Introduction: Marine sponge-associated actinomycetes are potent sources of bioactive natural products of pharmaceutical significance. They also contributed to the discovery of several clinically relevant antimicrobials.

Objective: To apply the non-targeted metabolomics approach in chemical profiling of the sponge-derived bacterium Rhodococcus sp. UA13, formerly recovered from the Red Sea sponge Callyspongia aff. Implexa, along with testing for the anti-infective potential of its different fractions.

Methodology: Metabolomic analysis of the crude extract was carried out using liquid chromatography with high resolution electrospray ionisation mass spectrometry (LC-HR-ESI-MS) for dereplication purposes. Besides, the three major fractions (ethyl acetate, methanol, and n-butanol) obtained by chromatographic fractionation of the crude extract were evaluated for their anti-infective properties.

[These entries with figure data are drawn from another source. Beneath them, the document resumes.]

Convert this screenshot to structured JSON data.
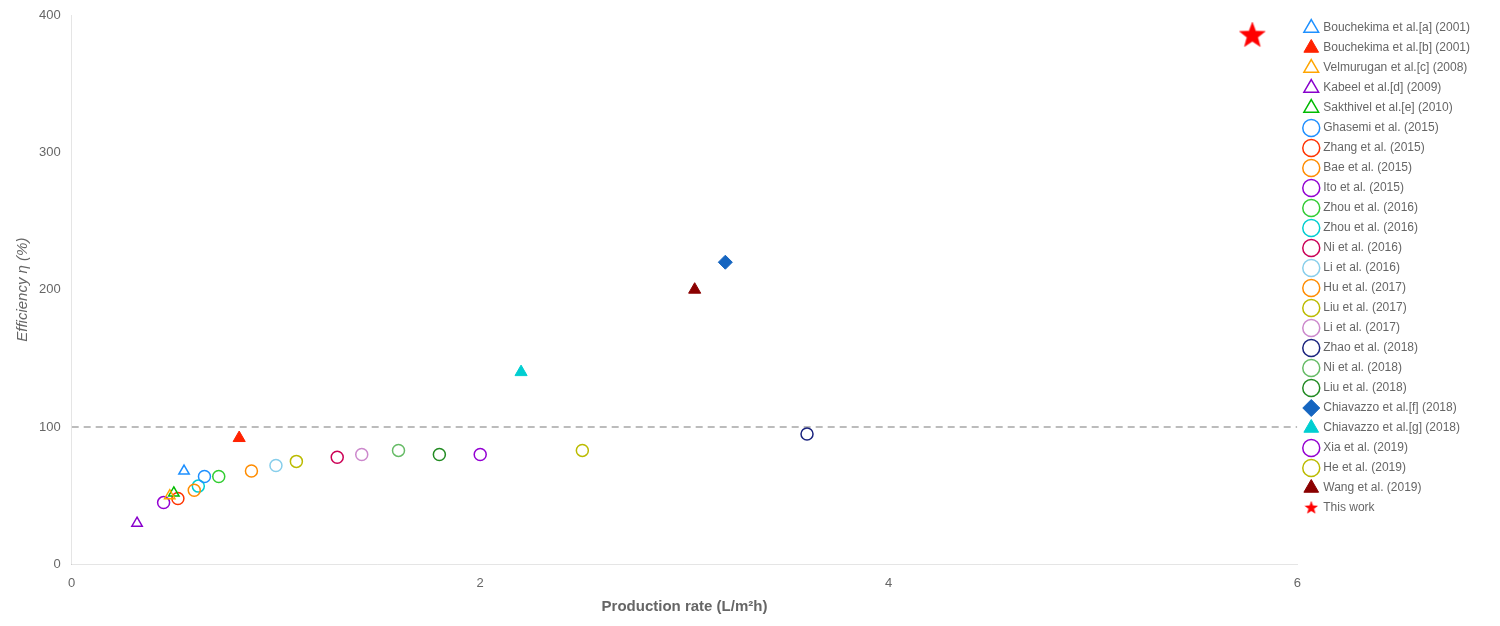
{
  "chart_data": {
    "type": "scatter",
    "xlabel": "Production rate (L/m²h)",
    "ylabel": "Efficiency η (%)",
    "xlim": [
      0,
      6
    ],
    "ylim": [
      0,
      400
    ],
    "xticks": [
      0,
      2,
      4,
      6
    ],
    "yticks": [
      0,
      100,
      200,
      300,
      400
    ],
    "grid": false,
    "legend": "right",
    "reference_line": {
      "y": 100,
      "line_style": "dashed",
      "color": "gray"
    },
    "series": [
      {
        "name": "Bouchekima et al.[a] (2001)",
        "x": [
          0.55
        ],
        "values": [
          68
        ],
        "marker": "triangle-open",
        "color": "#1E90FF"
      },
      {
        "name": "Bouchekima et al.[b] (2001)",
        "x": [
          0.82
        ],
        "values": [
          92
        ],
        "marker": "triangle",
        "color": "#FF2200"
      },
      {
        "name": "Velmurugan et al.[c] (2008)",
        "x": [
          0.48
        ],
        "values": [
          50
        ],
        "marker": "triangle-open",
        "color": "#FFA500"
      },
      {
        "name": "Kabeel et al.[d] (2009)",
        "x": [
          0.32
        ],
        "values": [
          30
        ],
        "marker": "triangle-open",
        "color": "#8800CC"
      },
      {
        "name": "Sakthivel et al.[e] (2010)",
        "x": [
          0.5
        ],
        "values": [
          52
        ],
        "marker": "triangle-open",
        "color": "#00BB00"
      },
      {
        "name": "Ghasemi et al. (2015)",
        "x": [
          0.65
        ],
        "values": [
          64
        ],
        "marker": "circle-open",
        "color": "#1E90FF"
      },
      {
        "name": "Zhang et al. (2015)",
        "x": [
          0.52
        ],
        "values": [
          48
        ],
        "marker": "circle-open",
        "color": "#FF3300"
      },
      {
        "name": "Bae et al. (2015)",
        "x": [
          0.6
        ],
        "values": [
          54
        ],
        "marker": "circle-open",
        "color": "#FF8C00"
      },
      {
        "name": "Ito et al. (2015)",
        "x": [
          0.45
        ],
        "values": [
          45
        ],
        "marker": "circle-open",
        "color": "#9400D3"
      },
      {
        "name": "Zhou et al. (2016)",
        "x": [
          0.72
        ],
        "values": [
          64
        ],
        "marker": "circle-open",
        "color": "#32CD32"
      },
      {
        "name": "Zhou et al. (2016)",
        "x": [
          0.62
        ],
        "values": [
          57
        ],
        "marker": "circle-open",
        "color": "#00CED1"
      },
      {
        "name": "Ni et al. (2016)",
        "x": [
          1.3
        ],
        "values": [
          78
        ],
        "marker": "circle-open",
        "color": "#CC0055"
      },
      {
        "name": "Li et al. (2016)",
        "x": [
          1.0
        ],
        "values": [
          72
        ],
        "marker": "circle-open",
        "color": "#87CEEB"
      },
      {
        "name": "Hu et al. (2017)",
        "x": [
          0.88
        ],
        "values": [
          68
        ],
        "marker": "circle-open",
        "color": "#FF8C00"
      },
      {
        "name": "Liu et al. (2017)",
        "x": [
          1.1
        ],
        "values": [
          75
        ],
        "marker": "circle-open",
        "color": "#BBBB00"
      },
      {
        "name": "Li et al. (2017)",
        "x": [
          1.42
        ],
        "values": [
          80
        ],
        "marker": "circle-open",
        "color": "#CC88CC"
      },
      {
        "name": "Zhao et al. (2018)",
        "x": [
          3.6
        ],
        "values": [
          95
        ],
        "marker": "circle-open",
        "color": "#1A237E"
      },
      {
        "name": "Ni et al. (2018)",
        "x": [
          1.6
        ],
        "values": [
          83
        ],
        "marker": "circle-open",
        "color": "#66BB66"
      },
      {
        "name": "Liu et al. (2018)",
        "x": [
          1.8
        ],
        "values": [
          80
        ],
        "marker": "circle-open",
        "color": "#228B22"
      },
      {
        "name": "Chiavazzo et al.[f] (2018)",
        "x": [
          3.2
        ],
        "values": [
          220
        ],
        "marker": "diamond",
        "color": "#1565C0"
      },
      {
        "name": "Chiavazzo et al.[g] (2018)",
        "x": [
          2.2
        ],
        "values": [
          140
        ],
        "marker": "triangle",
        "color": "#00CED1"
      },
      {
        "name": "Xia et al. (2019)",
        "x": [
          2.0
        ],
        "values": [
          80
        ],
        "marker": "circle-open",
        "color": "#9400D3"
      },
      {
        "name": "He et al. (2019)",
        "x": [
          2.5
        ],
        "values": [
          83
        ],
        "marker": "circle-open",
        "color": "#BBBB00"
      },
      {
        "name": "Wang et al. (2019)",
        "x": [
          3.05
        ],
        "values": [
          200
        ],
        "marker": "triangle",
        "color": "#8B0000"
      },
      {
        "name": "This work",
        "x": [
          5.78
        ],
        "values": [
          385
        ],
        "marker": "star",
        "color": "#FF0000"
      }
    ]
  }
}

Results: A variety of metabolites, mostly peptides, were characterised herein for the first time from the genus Rhodococcus. Among the tested samples, the n-butanol fraction showed potent inhibitory activities against Staphylococcus aureus, Candida albicans, and Trypanosoma brucei brucei with IC values of 9.3, 6.7, and 8.7 μg/mL, respectively, whereas only the ethyl acetate fraction was active against Chlamydia trachomatis (IC  = 18.9 μg/mL). In contrast, both fractions did not exert anti-infective actions against Enterococcus faecalis and Leishmania major, whereas the methanol fraction was totally inactive against all the tested organisms.

Conclusion: This study showed the helpfulness of the established procedure in metabolic profiling of marine actinomycetes using liquid chromatography mass spectrometry (LC-MS) data, which aids in reducing the complex isolation steps during their chemical characterisation. The anti-infective spectrum of their metabolites is also interestingly relevant to future drug development.